Still, the majority of what happens in these online yard sale groups goes off without a hitch, and some people have even formed friendships with their buyers and sellers once the transactions are over. Many times, items are sold between people who already know each other, and dropped off to the buyer as they're bringing their kids for play dates or girl's night out. Some sellers have even started hosting "sip and sales," where they offer wine and snacks to potential buyers who browse through their home much like a traditional garage or estate sale.

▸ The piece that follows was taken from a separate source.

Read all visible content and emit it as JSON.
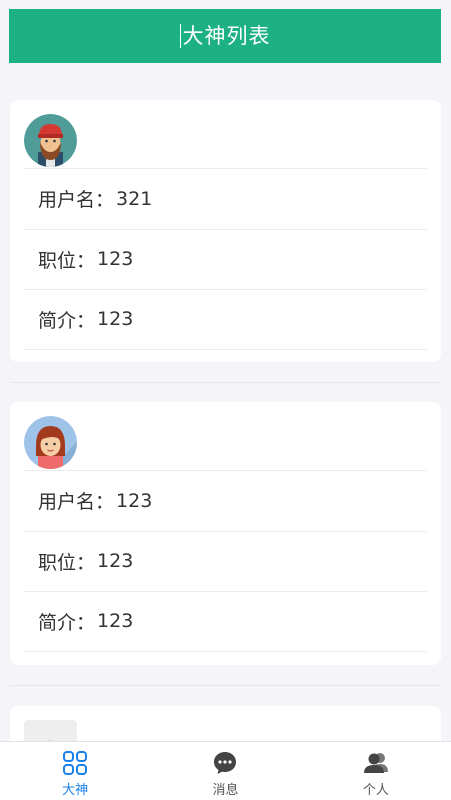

The system created by Zimmerman and other enterprising people who have created these Facebook yard sales isn't without its flaws, but it does provide an alternative for people who are looking to make extra cash without having to deal with the seedier side of the Internet on Craigslist or the hassle of listing items on eBay. One user I spoke to made $400 selling her castoffs in her first three days of selling, which is seriously inspiring to those among us who need a little extra room in the budget.
Despite the drama and occasional bad blood between "upscale" and "working class" groups, groups like Lakewood Facebook Yard Sale are giving people in some of Dallas' most diverse and interesting neighborhoods a new way to connect beyond the carpool lane or a passing wave on the way to soccer practice. Besides, who wouldn't want the constant convenience of being able to pick up whatever you need at a reduced price from someone who's a lot more friendly and worthy of your cash than a corporate discount store?